Miles Wang, a researcher who joined OpenAI in 2024 after dropping out of Harvard, is in talks to launch an AI drug discovery startup at a $2 billion valuation, according to sources familiar with the discussions.
Wang co-authored research at OpenAI exploring how AI models can automate and accelerate scientific discovery. His new venture, still in formation, may focus on finding new applications for existing drugs and compounds that previously failed in clinical trials, a couple of sources told TechCrunch.
The logic behind that focus is commercially compelling. Repurposing drugs that have already cleared safety testing with the Food and Drug Administration (FDA) can compress the time to revenue considerably, compared with developing entirely new compounds from scratch.
The AI Drug Discovery Startup Funding Wave
Wang would be entering a sector that is drawing some of the largest cheques in venture capital. Chai Discovery, a two-year-old startup that builds AI models to predict molecular interactions and identify new drugs, this week raised $400 million in a Series C that valued the company at $3.8 billion, nearly triple the $1.3 billion valuation it carried just seven months earlier.
The round was led by Index Ventures, with a roster of co-investors that included Kleiner Perkins, Sequoia Capital, Bain Capital Ventures, Thrive Capital, General Catalyst, and OpenAI itself, among others.
Chai Discovery’s co-founder Josh Meier also passed through OpenAI as a researcher, giving Wang’s reported trajectory something of a precedent. Before Chai, Meier and his co-founder Matt led the AI division at Absci, where they worked on early de novo antibody design research and contributed to multiple compounds now in clinical development, according to General Catalyst, one of Chai’s investors. The company’s model Chai-2 can now design full-length monoclonal antibodies with developability comparable to approved therapeutics, per a technical report the company published.
Chai’s platform is already deployed with pharmaceutical partners including Eli Lilly, Pfizer, and Novartis, according to CityBiz.
Isomorphic Labs Sets the Scale
Then there is Isomorphic Labs, the London-based AI drug design company founded by Alphabet in 2021, which raised a $2.1 billion Series B in May. The round was led by Thrive Capital, with participation from Alphabet and GV as existing backers, alongside new investors including MGX, Temasek, CapitalG, and the UK Sovereign AI Fund, the company announced.
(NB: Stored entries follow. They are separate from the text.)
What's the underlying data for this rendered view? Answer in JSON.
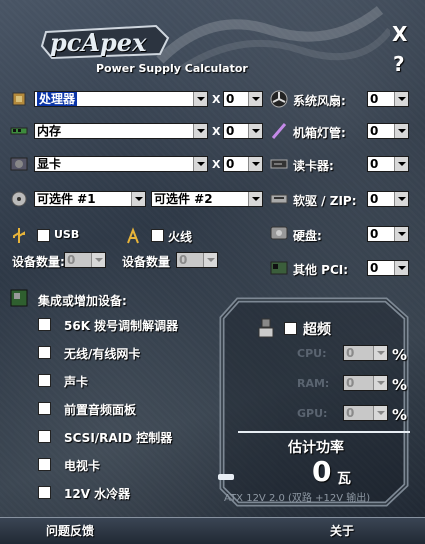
{
  "window": {
    "close": "X",
    "help": "?"
  },
  "logo": {
    "brand": "pcApex",
    "subtitle": "Power Supply Calculator"
  },
  "left": {
    "cpu": {
      "value": "处理器",
      "qty": "0",
      "x": "X"
    },
    "memory": {
      "value": "内存",
      "qty": "0",
      "x": "X"
    },
    "gpu": {
      "value": "显卡",
      "qty": "0",
      "x": "X"
    },
    "optional1": {
      "value": "可选件 #1"
    },
    "optional2": {
      "value": "可选件 #2"
    },
    "usb": {
      "label": "USB",
      "count_label": "设备数量:",
      "count": "0"
    },
    "firewire": {
      "label": "火线",
      "count_label": "设备数量",
      "count": "0"
    }
  },
  "right": {
    "fans": {
      "label": "系统风扇:",
      "value": "0"
    },
    "cold_cathode": {
      "label": "机箱灯管:",
      "value": "0"
    },
    "card_reader": {
      "label": "读卡器:",
      "value": "0"
    },
    "floppy_zip": {
      "label": "软驱 / ZIP:",
      "value": "0"
    },
    "hdd": {
      "label": "硬盘:",
      "value": "0"
    },
    "pci": {
      "label": "其他 PCI:",
      "value": "0"
    }
  },
  "integrated": {
    "title": "集成或增加设备:",
    "items": [
      "56K 拨号调制解调器",
      "无线/有线网卡",
      "声卡",
      "前置音频面板",
      "SCSI/RAID 控制器",
      "电视卡",
      "12V 水冷器"
    ]
  },
  "overclock": {
    "label": "超频",
    "cpu_label": "CPU:",
    "cpu_value": "0",
    "ram_label": "RAM:",
    "ram_value": "0",
    "gpu_label": "GPU:",
    "gpu_value": "0",
    "percent": "%"
  },
  "result": {
    "title": "估计功率",
    "watts": "0",
    "unit": "瓦",
    "note": "ATX 12V 2.0 (双路 +12V 输出)"
  },
  "footer": {
    "feedback": "问题反馈",
    "about": "关于"
  }
}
Isomorphic uses AI models including AlphaFold 3, developed in partnership with Google DeepMind, to predict the structures and interactions of molecules. Its proprietary drug design engine, IsoDDE, is the target for the new capital, alongside accelerating the company’s in-house pipeline into the clinic, as reported by FierceBiotech.
Together, Chai Discovery and Isomorphic Labs have raised more than $2.5 billion between them in the space of a few months. Wang’s reported $2 billion target valuation would put his untested startup in the same bracket as the sector’s best-funded players before a single product has been disclosed.
Wang joined OpenAI in 2024, leaving Harvard before completing his undergraduate degree in computer science. The willingness of investors to back him at that valuation reflects a broader pattern: venture capital has become comfortable once again with young founders who have not finished college, particularly when the thesis is grounded in frontier AI research rather than an unproven consumer product.
Whether the drug-repurposing angle proves to be the right wedge into the market is the question that will shape his fundraise. The commercial case is clear enough; the scientific differentiation, against well-capitalised incumbents armed with AlphaFold and hundreds of millions in fresh capital, is what investors will probe hardest.